From time to time, the startup from the Silicon Valley begins so “absurd” with a mission that it is difficult to recognize whether the startup is real or just satire.
This is the case with MechanizeThe startup, whose founder-and the Non-Profit AI research organization, which he founded the name Epoch-is warped on X after he announced it.
Complaints include each the mission of the startup and the implication that he is looking for a status of his respected research institute. (Even a director at the Research Institute Published Na X: “That’s how I wanted for my birthday: Comms crisis.”)
The mechanism was released on Thursday through Post on X By its founder, the famous researcher Ai Tamay Besiroglu. The purpose of the startup, as Besiroglu wrote, is “full automation of the whole work” and “full automation of the economy”.
Does this mean that the mechanism is working on replacing every human worker with an AI agent bot? Basically, yes. The startup wants to provide data, grades and digital environments to enable the automation of employees of any work.
Besiroglu has even calculated the total addressed market, aggregating all the remuneration that people are currently paid. “Market potential is absurd here: US employees receive about $ 18 trillion a year in the aggregate. For the whole world, this number is more than three times higher, about $ 60 trillion a year,” he wrote.
Besiroglu, nonetheless, explained TechCrunch that “our direct goal is actually the work of white”, not manual work work that will require robotics.
The answer to the startup was often brutal. As a user x Anthony Aguirre He replied: “A huge respect for the work of founders in Epoch, but it is sad to see it. Automation of most human workforce is actually a gigantic reward for companies, which is why many of the largest companies on Earth are already realizing it. I think it will be a huge loss for most people.”
But the controversial part is not only the mission of this startup. AI research institute, EPoch, analyzes the influence of AI and produces reference points for AI performance. It was believed that this was an impartial way to check claims for the performance of the SATA border model manufacturers and others.
This is not the first time Epoch waded controversy. In December, Epoch revealed that Opennai supported the creation of one of his AI comparative tests, which then issued his latest O3 model. Social media users believed that the era needs to be more in advance about the relationship.
When Besiroglu announced the mechanize, x user Oliver Habryka answered“Unfortunately, this seems to be approximate that EPoch’s research was directly fed in the work related to the border, although I was hoping that it did not literally come from you.”
Besiroglu says that the mechanism is supported by Who’s Who: Nat Friedman and Daniel Gross, Patrick Collison, Dwarkesh Patel, Jeff Dean, Sholto Douglas and Marcus Abramovitch. Friedman, Gross and Dean didn’t ask TechCrunch’s request for comment.
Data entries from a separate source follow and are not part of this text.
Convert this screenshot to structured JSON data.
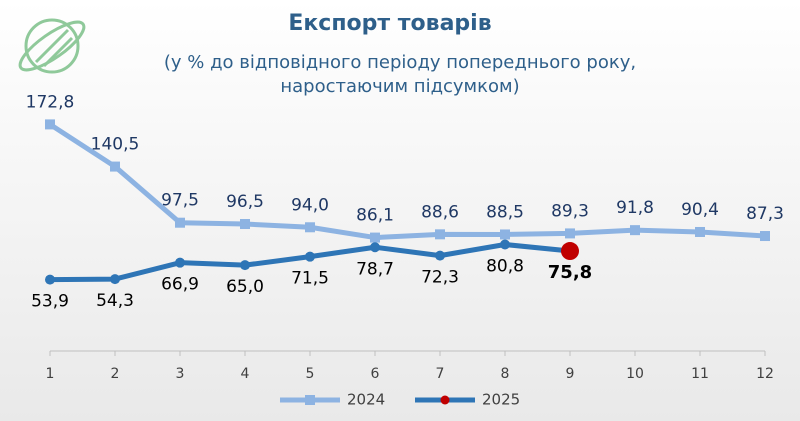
{
  "chart_data": {
    "type": "line",
    "title": "Експорт товарів",
    "subtitle": [
      "(у % до відповідного періоду попереднього року,",
      "наростаючим підсумком)"
    ],
    "categories": [
      "1",
      "2",
      "3",
      "4",
      "5",
      "6",
      "7",
      "8",
      "9",
      "10",
      "11",
      "12"
    ],
    "series": [
      {
        "name": "2024",
        "color": "#8db3e2",
        "marker": "square",
        "values": [
          172.8,
          140.5,
          97.5,
          96.5,
          94.0,
          86.1,
          88.6,
          88.5,
          89.3,
          91.8,
          90.4,
          87.3
        ],
        "value_labels": [
          "172,8",
          "140,5",
          "97,5",
          "96,5",
          "94,0",
          "86,1",
          "88,6",
          "88,5",
          "89,3",
          "91,8",
          "90,4",
          "87,3"
        ]
      },
      {
        "name": "2025",
        "color": "#2e75b6",
        "marker": "circle",
        "values": [
          53.9,
          54.3,
          66.9,
          65.0,
          71.5,
          78.7,
          72.3,
          80.8,
          75.8,
          null,
          null,
          null
        ],
        "value_labels": [
          "53,9",
          "54,3",
          "66,9",
          "65,0",
          "71,5",
          "78,7",
          "72,3",
          "80,8",
          "75,8",
          null,
          null,
          null
        ]
      }
    ],
    "highlight": {
      "series": 1,
      "index": 8,
      "color": "#c00000"
    },
    "ylim": [
      0,
      180
    ],
    "legend": "bottom"
  }
}
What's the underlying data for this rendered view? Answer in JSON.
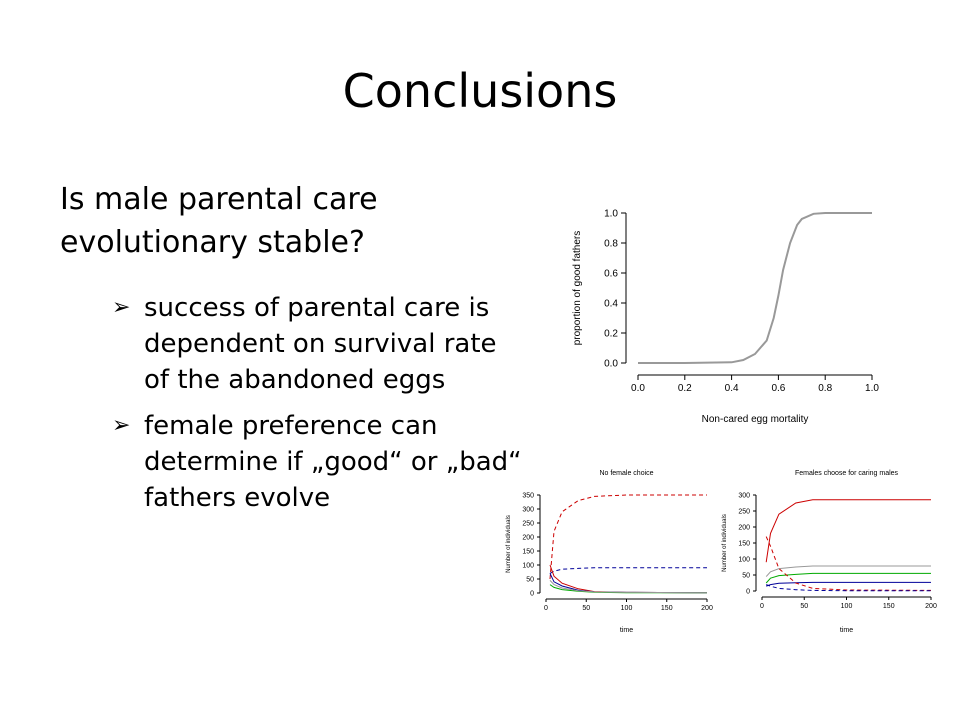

Marcus Abramovitch confirmed that he had invested. Abramovitch is a managing partner at Crypto Hedge Fund Altx i self -styled “Effective altruist”.
Techcrunch said that he invested because “the band is unique in many dimensions and thought deeper on artificial intelligence than anyone I know.”
Good for people?
Despite this, Besiroglu claims that naysayers, that having agents do all their work, will actually enrich people, and not impoverished them, through “explosive economic growth”. Indicates The paper he published on the point.
“Completely automation of working force can generate great abundance, much higher life standards and new goods and services that we can’t even imagine,” said Techcrunch.
This may apply to who owns agents. That is, if employers pay for them as an alternative of developing them internally (presumably by other agents?).
On the other hand, optimistic perspectives ignore the basic fact: if people have no job, they’ll not have income to buy all the things that AI agents produce.
Despite this, Besiroglu claims that human wages in such an auutomatic world should actually increase, because such employees are “more valuable in complementary roles that AI cannot fulfill.”
Remember, nonetheless, that the goal is to perform all work agents. When asked about this, he explained: “Even in scenarios in which wages can decrease, economic well-being is not determined solely by wages. People usually receive income from other sources-as rents, dividends and government well-being.”
Perhaps we all earn on herds or real estate. For this, there is at all times prosperity – if AI agents pay taxes.
Although Besiroglu’s vision and mission are clearly extreme, the technical problem that desires to solve is legal. If every human worker has a personal crew of agents that helps them create more work, economic abundance may occur. And Besiroglu is undoubtedly appropriate for at least one thing: a 12 months to the age of AI agents, they do not work thoroughly.
He notes that they are unbelievable, do not keep information, do not try to do the task independently, as asked: “and they cannot perform long -term plans without leaving the rails.”
However, he is almost not alone in work on corrections. Giant firms, resembling Salesforce and Microsoft, are building agency platforms. Openai too. And a lot of startups of agents: from specialists from tasks (outgoing sales, financial evaluation); for people working on training data. Others are working on the economy of agent prices.
In the meantime, Besiroglu wants you to know: the mechanism employs.